Koninklijk Besluit 1 december 1819 N° 58
onderdeel van Groote Wegen
Besluit van den 1ste december 1819, n° 59
Aanhef
Wij Willem, bij de gratie Gods, koning der Nederlanden, Prins van Oranje-Nassau, Groot-Hertog van Luxemburg, enz. enz. enz.
Overwegingen
Willende overeenkomstig het eerste artikel van Ons besluit van den 16den Juni 1819 la.

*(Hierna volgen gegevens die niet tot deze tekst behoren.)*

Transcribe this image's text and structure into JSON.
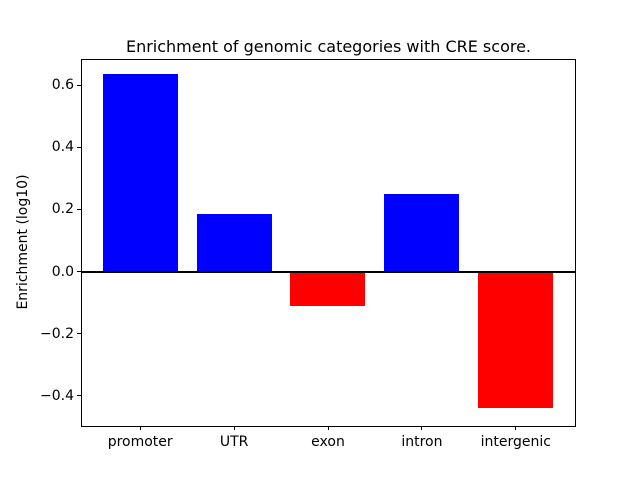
{
  "figure": {
    "background": "#ffffff",
    "frame_color": "#000000"
  },
  "chart_data": {
    "type": "bar",
    "title": "Enrichment of genomic categories with CRE score.",
    "xlabel": "",
    "ylabel": "Enrichment (log10)",
    "categories": [
      "promoter",
      "UTR",
      "exon",
      "intron",
      "intergenic"
    ],
    "values": [
      0.635,
      0.185,
      -0.11,
      0.25,
      -0.44
    ],
    "bar_colors": [
      "#0000ff",
      "#0000ff",
      "#ff0000",
      "#0000ff",
      "#ff0000"
    ],
    "positive_color": "#0000ff",
    "negative_color": "#ff0000",
    "bar_width": 0.8,
    "ylim": [
      -0.494,
      0.684
    ],
    "xlim": [
      -0.63,
      4.63
    ],
    "yticks": [
      -0.4,
      -0.2,
      0.0,
      0.2,
      0.4,
      0.6
    ],
    "ytick_labels": [
      "−0.4",
      "−0.2",
      "0.0",
      "0.2",
      "0.4",
      "0.6"
    ],
    "zero_line": true,
    "grid": false,
    "legend": false
  }
}
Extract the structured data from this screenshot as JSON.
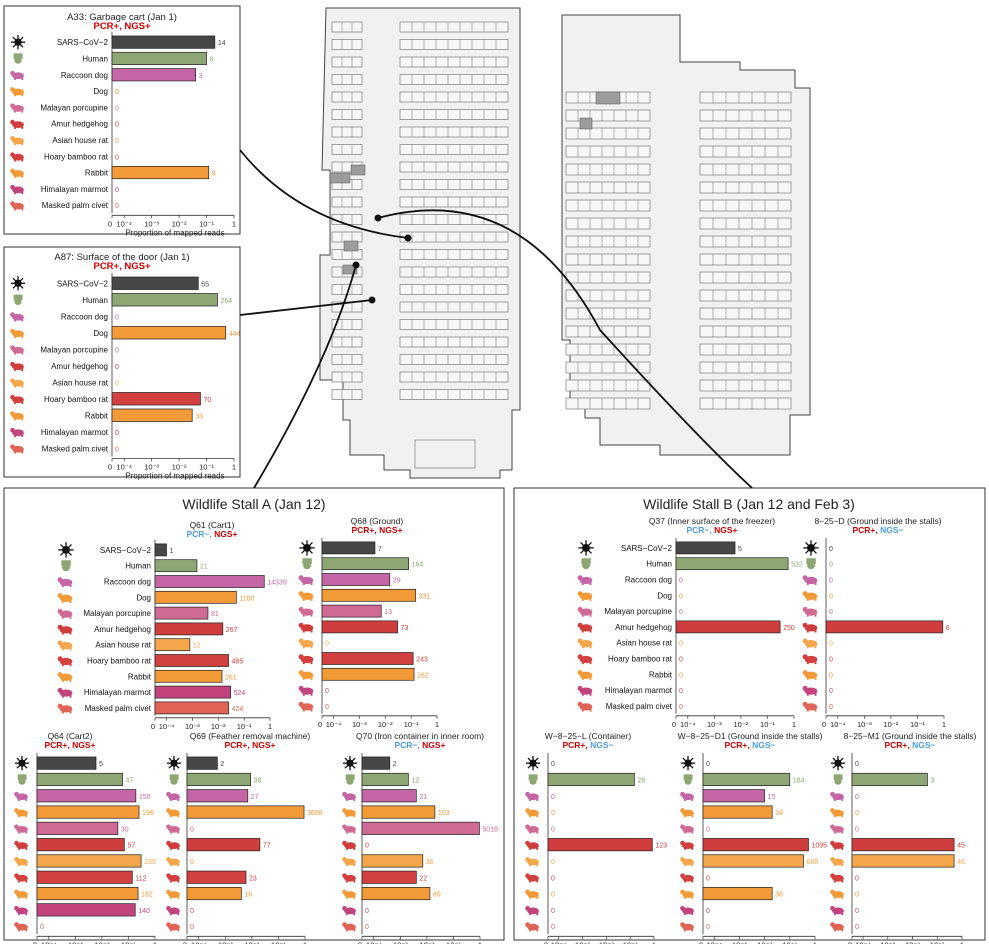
{
  "colors": {
    "sars": "#474747",
    "human": "#8ea674",
    "raccoon_dog": "#c465a6",
    "dog": "#f39a38",
    "porcupine": "#cf6a94",
    "hedgehog": "#cf3e3d",
    "house_rat": "#f3a64a",
    "bamboo_rat": "#d2413f",
    "rabbit": "#f39a38",
    "marmot": "#c2447c",
    "civet": "#e06456",
    "pcr_pos": "#cc0000",
    "pcr_neg": "#4f9be0",
    "map_fill": "#f1f1f1",
    "map_stroke": "#444444"
  },
  "species": [
    {
      "name": "SARS−CoV−2",
      "icon": "virus-icon",
      "color_key": "sars"
    },
    {
      "name": "Human",
      "icon": "hand-icon",
      "color_key": "human"
    },
    {
      "name": "Raccoon dog",
      "icon": "raccoon-dog-icon",
      "color_key": "raccoon_dog"
    },
    {
      "name": "Dog",
      "icon": "dog-icon",
      "color_key": "dog"
    },
    {
      "name": "Malayan porcupine",
      "icon": "porcupine-icon",
      "color_key": "porcupine"
    },
    {
      "name": "Amur hedgehog",
      "icon": "hedgehog-icon",
      "color_key": "hedgehog"
    },
    {
      "name": "Asian house rat",
      "icon": "rat-icon",
      "color_key": "house_rat"
    },
    {
      "name": "Hoary bamboo rat",
      "icon": "bamboo-rat-icon",
      "color_key": "bamboo_rat"
    },
    {
      "name": "Rabbit",
      "icon": "rabbit-icon",
      "color_key": "rabbit"
    },
    {
      "name": "Himalayan marmot",
      "icon": "marmot-icon",
      "color_key": "marmot"
    },
    {
      "name": "Masked palm civet",
      "icon": "civet-icon",
      "color_key": "civet"
    }
  ],
  "axis": {
    "tick_labels": [
      "0",
      "10⁻⁴",
      "10⁻³",
      "10⁻²",
      "10⁻¹",
      "1"
    ],
    "xlabel": "Proportion of mapped reads"
  },
  "stall_a_title": "Wildlife Stall A (Jan 12)",
  "stall_b_title": "Wildlife Stall B (Jan 12 and Feb 3)",
  "chart_data": [
    {
      "type": "bar",
      "id": "A33",
      "title": "A33: Garbage cart (Jan 1)",
      "pcr": "PCR+",
      "ngs": "NGS+",
      "pcr_pos": true,
      "ngs_pos": true,
      "categories": [
        "SARS−CoV−2",
        "Human",
        "Raccoon dog",
        "Dog",
        "Malayan porcupine",
        "Amur hedgehog",
        "Asian house rat",
        "Hoary bamboo rat",
        "Rabbit",
        "Himalayan marmot",
        "Masked palm civet"
      ],
      "values": [
        0.2,
        0.1,
        0.04,
        0,
        0,
        0,
        0,
        0,
        0.12,
        0,
        0
      ],
      "reads": [
        14,
        8,
        3,
        0,
        0,
        0,
        0,
        0,
        9,
        0,
        0
      ],
      "xlabel": "Proportion of mapped reads",
      "xscale": "log"
    },
    {
      "type": "bar",
      "id": "A87",
      "title": "A87: Surface of the door (Jan 1)",
      "pcr": "PCR+",
      "ngs": "NGS+",
      "pcr_pos": true,
      "ngs_pos": true,
      "categories": [
        "SARS−CoV−2",
        "Human",
        "Raccoon dog",
        "Dog",
        "Malayan porcupine",
        "Amur hedgehog",
        "Asian house rat",
        "Hoary bamboo rat",
        "Rabbit",
        "Himalayan marmot",
        "Masked palm civet"
      ],
      "values": [
        0.05,
        0.25,
        0,
        0.5,
        0,
        0,
        0,
        0.06,
        0.03,
        0,
        0
      ],
      "reads": [
        55,
        264,
        0,
        444,
        0,
        0,
        0,
        70,
        33,
        0,
        0
      ],
      "xlabel": "Proportion of mapped reads",
      "xscale": "log"
    },
    {
      "type": "bar",
      "id": "Q61",
      "title": "Q61 (Cart1)",
      "pcr": "PCR−",
      "ngs": "NGS+",
      "pcr_pos": false,
      "ngs_pos": true,
      "categories": [
        "SARS−CoV−2",
        "Human",
        "Raccoon dog",
        "Dog",
        "Malayan porcupine",
        "Amur hedgehog",
        "Asian house rat",
        "Hoary bamboo rat",
        "Rabbit",
        "Himalayan marmot",
        "Masked palm civet"
      ],
      "values": [
        4e-05,
        0.0015,
        0.6,
        0.05,
        0.004,
        0.015,
        0.0008,
        0.025,
        0.014,
        0.03,
        0.025
      ],
      "reads": [
        1,
        21,
        14339,
        1100,
        81,
        267,
        12,
        485,
        261,
        524,
        424
      ],
      "xscale": "log"
    },
    {
      "type": "bar",
      "id": "Q68",
      "title": "Q68 (Ground)",
      "pcr": "PCR+",
      "ngs": "NGS+",
      "pcr_pos": true,
      "ngs_pos": true,
      "categories": [
        "SARS−CoV−2",
        "Human",
        "Raccoon dog",
        "Dog",
        "Malayan porcupine",
        "Amur hedgehog",
        "Asian house rat",
        "Hoary bamboo rat",
        "Rabbit",
        "Himalayan marmot",
        "Masked palm civet"
      ],
      "values": [
        0.004,
        0.08,
        0.015,
        0.15,
        0.007,
        0.03,
        0,
        0.12,
        0.13,
        0,
        0
      ],
      "reads": [
        7,
        164,
        29,
        331,
        13,
        73,
        0,
        243,
        262,
        0,
        0
      ],
      "xscale": "log"
    },
    {
      "type": "bar",
      "id": "Q64",
      "title": "Q64 (Cart2)",
      "pcr": "PCR+",
      "ngs": "NGS+",
      "pcr_pos": true,
      "ngs_pos": true,
      "categories": [
        "SARS−CoV−2",
        "Human",
        "Raccoon dog",
        "Dog",
        "Malayan porcupine",
        "Amur hedgehog",
        "Asian house rat",
        "Hoary bamboo rat",
        "Rabbit",
        "Himalayan marmot",
        "Masked palm civet"
      ],
      "values": [
        0.006,
        0.06,
        0.19,
        0.25,
        0.04,
        0.07,
        0.3,
        0.14,
        0.23,
        0.18,
        0
      ],
      "reads": [
        5,
        47,
        150,
        196,
        30,
        57,
        239,
        112,
        182,
        140,
        0
      ],
      "xscale": "log"
    },
    {
      "type": "bar",
      "id": "Q69",
      "title": "Q69 (Feather removal machine)",
      "pcr": "PCR+",
      "ngs": "NGS+",
      "pcr_pos": true,
      "ngs_pos": true,
      "categories": [
        "SARS−CoV−2",
        "Human",
        "Raccoon dog",
        "Dog",
        "Malayan porcupine",
        "Amur hedgehog",
        "Asian house rat",
        "Hoary bamboo rat",
        "Rabbit",
        "Himalayan marmot",
        "Masked palm civet"
      ],
      "values": [
        0.0005,
        0.009,
        0.007,
        0.92,
        0,
        0.02,
        0,
        0.006,
        0.004,
        0,
        0
      ],
      "reads": [
        2,
        38,
        27,
        3688,
        0,
        77,
        0,
        23,
        16,
        0,
        0
      ],
      "xscale": "log"
    },
    {
      "type": "bar",
      "id": "Q70",
      "title": "Q70 (Iron container in inner room)",
      "pcr": "PCR−",
      "ngs": "NGS+",
      "pcr_pos": false,
      "ngs_pos": true,
      "categories": [
        "SARS−CoV−2",
        "Human",
        "Raccoon dog",
        "Dog",
        "Malayan porcupine",
        "Amur hedgehog",
        "Asian house rat",
        "Hoary bamboo rat",
        "Rabbit",
        "Himalayan marmot",
        "Masked palm civet"
      ],
      "values": [
        0.0004,
        0.002,
        0.004,
        0.02,
        0.95,
        0,
        0.007,
        0.004,
        0.013,
        0,
        0
      ],
      "reads": [
        2,
        12,
        21,
        103,
        5018,
        0,
        36,
        22,
        69,
        0,
        0
      ],
      "xscale": "log"
    },
    {
      "type": "bar",
      "id": "Q37",
      "title": "Q37 (Inner surface of the freezer)",
      "pcr": "PCR−",
      "ngs": "NGS+",
      "pcr_pos": false,
      "ngs_pos": true,
      "categories": [
        "SARS−CoV−2",
        "Human",
        "Raccoon dog",
        "Dog",
        "Malayan porcupine",
        "Amur hedgehog",
        "Asian house rat",
        "Hoary bamboo rat",
        "Rabbit",
        "Himalayan marmot",
        "Masked palm civet"
      ],
      "values": [
        0.006,
        0.6,
        0,
        0,
        0,
        0.3,
        0,
        0,
        0,
        0,
        0
      ],
      "reads": [
        5,
        532,
        0,
        0,
        0,
        250,
        0,
        0,
        0,
        0,
        0
      ],
      "xscale": "log"
    },
    {
      "type": "bar",
      "id": "8-25-D",
      "title": "8−25−D (Ground inside the stalls)",
      "pcr": "PCR+",
      "ngs": "NGS−",
      "pcr_pos": true,
      "ngs_pos": false,
      "categories": [
        "SARS−CoV−2",
        "Human",
        "Raccoon dog",
        "Dog",
        "Malayan porcupine",
        "Amur hedgehog",
        "Asian house rat",
        "Hoary bamboo rat",
        "Rabbit",
        "Himalayan marmot",
        "Masked palm civet"
      ],
      "values": [
        0,
        0,
        0,
        0,
        0,
        0.9,
        0,
        0,
        0,
        0,
        0
      ],
      "reads": [
        0,
        0,
        0,
        0,
        0,
        6,
        0,
        0,
        0,
        0,
        0
      ],
      "xscale": "log"
    },
    {
      "type": "bar",
      "id": "W-8-25-L",
      "title": "W−8−25−L (Container)",
      "pcr": "PCR+",
      "ngs": "NGS−",
      "pcr_pos": true,
      "ngs_pos": false,
      "categories": [
        "SARS−CoV−2",
        "Human",
        "Raccoon dog",
        "Dog",
        "Malayan porcupine",
        "Amur hedgehog",
        "Asian house rat",
        "Hoary bamboo rat",
        "Rabbit",
        "Himalayan marmot",
        "Masked palm civet"
      ],
      "values": [
        0,
        0.15,
        0,
        0,
        0,
        0.85,
        0,
        0,
        0,
        0,
        0
      ],
      "reads": [
        0,
        28,
        0,
        0,
        0,
        123,
        0,
        0,
        0,
        0,
        0
      ],
      "xscale": "log"
    },
    {
      "type": "bar",
      "id": "W-8-25-D1",
      "title": "W−8−25−D1 (Ground inside the stalls)",
      "pcr": "PCR+",
      "ngs": "NGS−",
      "pcr_pos": true,
      "ngs_pos": false,
      "categories": [
        "SARS−CoV−2",
        "Human",
        "Raccoon dog",
        "Dog",
        "Malayan porcupine",
        "Amur hedgehog",
        "Asian house rat",
        "Hoary bamboo rat",
        "Rabbit",
        "Himalayan marmot",
        "Masked palm civet"
      ],
      "values": [
        0,
        0.1,
        0.01,
        0.02,
        0,
        0.55,
        0.35,
        0,
        0.02,
        0,
        0
      ],
      "reads": [
        0,
        184,
        15,
        34,
        0,
        1095,
        688,
        0,
        36,
        0,
        0
      ],
      "xscale": "log"
    },
    {
      "type": "bar",
      "id": "8-25-M1",
      "title": "8−25−M1 (Ground inside the stalls)",
      "pcr": "PCR+",
      "ngs": "NGS−",
      "pcr_pos": true,
      "ngs_pos": false,
      "categories": [
        "SARS−CoV−2",
        "Human",
        "Raccoon dog",
        "Dog",
        "Malayan porcupine",
        "Amur hedgehog",
        "Asian house rat",
        "Hoary bamboo rat",
        "Rabbit",
        "Himalayan marmot",
        "Masked palm civet"
      ],
      "values": [
        0,
        0.04,
        0,
        0,
        0,
        0.48,
        0.48,
        0,
        0,
        0,
        0
      ],
      "reads": [
        0,
        3,
        0,
        0,
        0,
        45,
        46,
        0,
        0,
        0,
        0
      ],
      "xscale": "log"
    }
  ]
}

R4, n° 101, het tijdstip vaststellen op hetwelk aanvang zal nemen het beheer van 's Rijks uitgaven, volgens de bij dat besluit gemaakte verordeningen, en tevens overeenkomstig het 15de artikel van opgemeld besluit den dienst van voorzeide uitgaven regelen, in zooverre als betreft de betrekkingen en werkzaamheden daaromtrent van de verschillende departementen van administratie in het algemeen;
Op voordragt van Onzen Minister van Financien;
Gehoord de Staats-Kommissie, benoemd bij Ons secreet besluit van den 1sten Augustus 1818, ls TT;
Hebben besloten en besluiten;
Eerste Afdeeling: Uitgaven welke in de algemeene begrootingen van Staatsbehoeften begrepen zijn
Artikel 1
De verordeningen vervat in Ons besluit van den 16den Juni 1819, La R4 no 101, ten aanzien van het beheer van alle Rijks uitgaven, zullen worden ten uitvoer gebragt, aanvang nemende met den eersten Januari 1820, zooveel aangaat alle de uitgaven, begrepen in de tienjarige of gewone begrooting van Staatsbehoeften, ingaande met den dienst van 1820, en in de buitengewone begrooting over denzelven jare.
Artikel 2
Met opzigt tot de uitgaven, begrepen in de algemeene begrooting van Staatsbehoeten over den jare 1819 en vroeger, zullen alle de bestaande verordeningen provisioneel in observantie blijven, en mitsdien tot Onze nadere voorzieining, op den tot hiertoe gebruikelijken voet, door de hoofden der verschillende departementen van algemeen bestuur de noodige sommen daarop worden aangevraagd, en geordonnanceerd.
Artikel 3
Op den eersten dag van iedere maand, aanvang nemende met den eersten Januari 1820, zullen de hoofden der onderscheidene departementen van algemeen bestuur aan dat van Financien gedetailleerde staten inzenden van te doene betalingen op de hoofdstukken der algemeene begrootingen van Staatsbehoeften, welke tot hunne departementen betrekkelijk zijn, over het dienstjaar 1820.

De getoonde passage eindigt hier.